In the meantime, the House passed legislation rerouting federal funds to unregulated pregnancy centers, which seldom provide real clinical prenatal care and frequently lack medical licensure. It’s still unclear if decision-makers are motivated by something else entirely or if they actually think this is a useful replacement for medical care. However, the practical outcome is the same in both cases: women who seek assistance wind up in places that are unable to assist them.
Public health researchers believe that this budget battle is distinct from others because of the scope of the issues being addressed, including Title X, Healthy Start, Safe Motherhood, and Medicaid itself, which points to something more systematic than typical budget cuts. For years, researchers at organizations like the National Institutes of Health and the American College of Physicians have documented how access to family planning and prenatal care directly lowers maternal mortality, lowers rates of gestational diabetes and hypertension, and reduces racial disparities in outcomes. This body of evidence is uncontested. It’s simply being disregarded.

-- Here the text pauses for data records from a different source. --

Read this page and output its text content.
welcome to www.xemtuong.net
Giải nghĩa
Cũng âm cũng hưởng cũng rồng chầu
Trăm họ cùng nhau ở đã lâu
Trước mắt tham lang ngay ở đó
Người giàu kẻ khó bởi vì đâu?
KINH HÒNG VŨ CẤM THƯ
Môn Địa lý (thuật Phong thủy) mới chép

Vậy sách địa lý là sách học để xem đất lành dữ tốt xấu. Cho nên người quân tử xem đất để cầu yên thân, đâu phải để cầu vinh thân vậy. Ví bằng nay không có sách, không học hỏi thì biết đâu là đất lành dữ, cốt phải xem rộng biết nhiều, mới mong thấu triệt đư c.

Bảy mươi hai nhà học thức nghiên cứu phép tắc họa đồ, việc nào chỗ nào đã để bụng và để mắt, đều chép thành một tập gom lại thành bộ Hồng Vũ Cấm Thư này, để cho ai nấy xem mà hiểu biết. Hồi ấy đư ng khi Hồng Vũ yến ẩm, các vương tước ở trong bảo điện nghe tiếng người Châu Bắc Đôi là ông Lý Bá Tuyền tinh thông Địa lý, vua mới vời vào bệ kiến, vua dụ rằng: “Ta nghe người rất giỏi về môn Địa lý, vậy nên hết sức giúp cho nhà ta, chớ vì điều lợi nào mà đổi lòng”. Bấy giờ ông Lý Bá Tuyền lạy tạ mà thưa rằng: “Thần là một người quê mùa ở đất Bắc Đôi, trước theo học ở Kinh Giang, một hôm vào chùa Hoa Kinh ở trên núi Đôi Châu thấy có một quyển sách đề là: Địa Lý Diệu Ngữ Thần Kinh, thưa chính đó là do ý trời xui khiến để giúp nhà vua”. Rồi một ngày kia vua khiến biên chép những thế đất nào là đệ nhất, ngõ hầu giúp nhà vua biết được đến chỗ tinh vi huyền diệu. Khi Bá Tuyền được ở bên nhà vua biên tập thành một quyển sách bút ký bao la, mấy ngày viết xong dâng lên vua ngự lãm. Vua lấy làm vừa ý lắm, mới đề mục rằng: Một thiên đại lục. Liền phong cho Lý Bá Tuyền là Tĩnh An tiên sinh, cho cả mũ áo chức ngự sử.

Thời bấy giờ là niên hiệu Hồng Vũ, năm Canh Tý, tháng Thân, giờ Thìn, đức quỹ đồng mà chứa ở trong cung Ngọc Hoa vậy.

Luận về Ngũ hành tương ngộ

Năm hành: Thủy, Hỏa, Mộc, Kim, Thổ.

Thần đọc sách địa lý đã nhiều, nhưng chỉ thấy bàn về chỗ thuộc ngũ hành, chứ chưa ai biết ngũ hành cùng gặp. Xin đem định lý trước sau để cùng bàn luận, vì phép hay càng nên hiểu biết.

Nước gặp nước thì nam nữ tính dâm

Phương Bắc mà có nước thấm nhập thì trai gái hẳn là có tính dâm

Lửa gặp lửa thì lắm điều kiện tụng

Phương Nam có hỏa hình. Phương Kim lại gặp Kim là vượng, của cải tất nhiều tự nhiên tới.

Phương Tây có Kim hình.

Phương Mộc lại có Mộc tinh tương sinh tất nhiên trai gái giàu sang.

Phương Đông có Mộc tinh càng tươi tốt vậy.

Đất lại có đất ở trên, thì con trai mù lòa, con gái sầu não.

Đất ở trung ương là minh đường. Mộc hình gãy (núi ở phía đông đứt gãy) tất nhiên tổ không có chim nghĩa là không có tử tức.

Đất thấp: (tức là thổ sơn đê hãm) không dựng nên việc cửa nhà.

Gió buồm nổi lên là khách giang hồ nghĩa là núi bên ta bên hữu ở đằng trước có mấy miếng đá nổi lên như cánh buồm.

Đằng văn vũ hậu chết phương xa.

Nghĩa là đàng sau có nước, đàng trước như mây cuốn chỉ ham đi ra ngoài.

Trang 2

Black women in America are already two to four times more likely than white women to die from pregnancy-related causes; this disparity is so widespread and persistent that it defies all explanations save structural neglect. Sepsis rates and ER visits among pregnant women experiencing complications have already been connected to restrictive abortion laws in several states. The direction of travel becomes sufficiently evident when Medicaid cuts are layered on top of the removal of Title X.
This is not the construction of a pro-family policy framework, whatever that term may be. The data suggests a more concerning trend: the federal government’s commitment to preserving mothers’ lives is gradually eroding. It’s easy to determine who will experience that withdrawal first. They already reside in arid regions.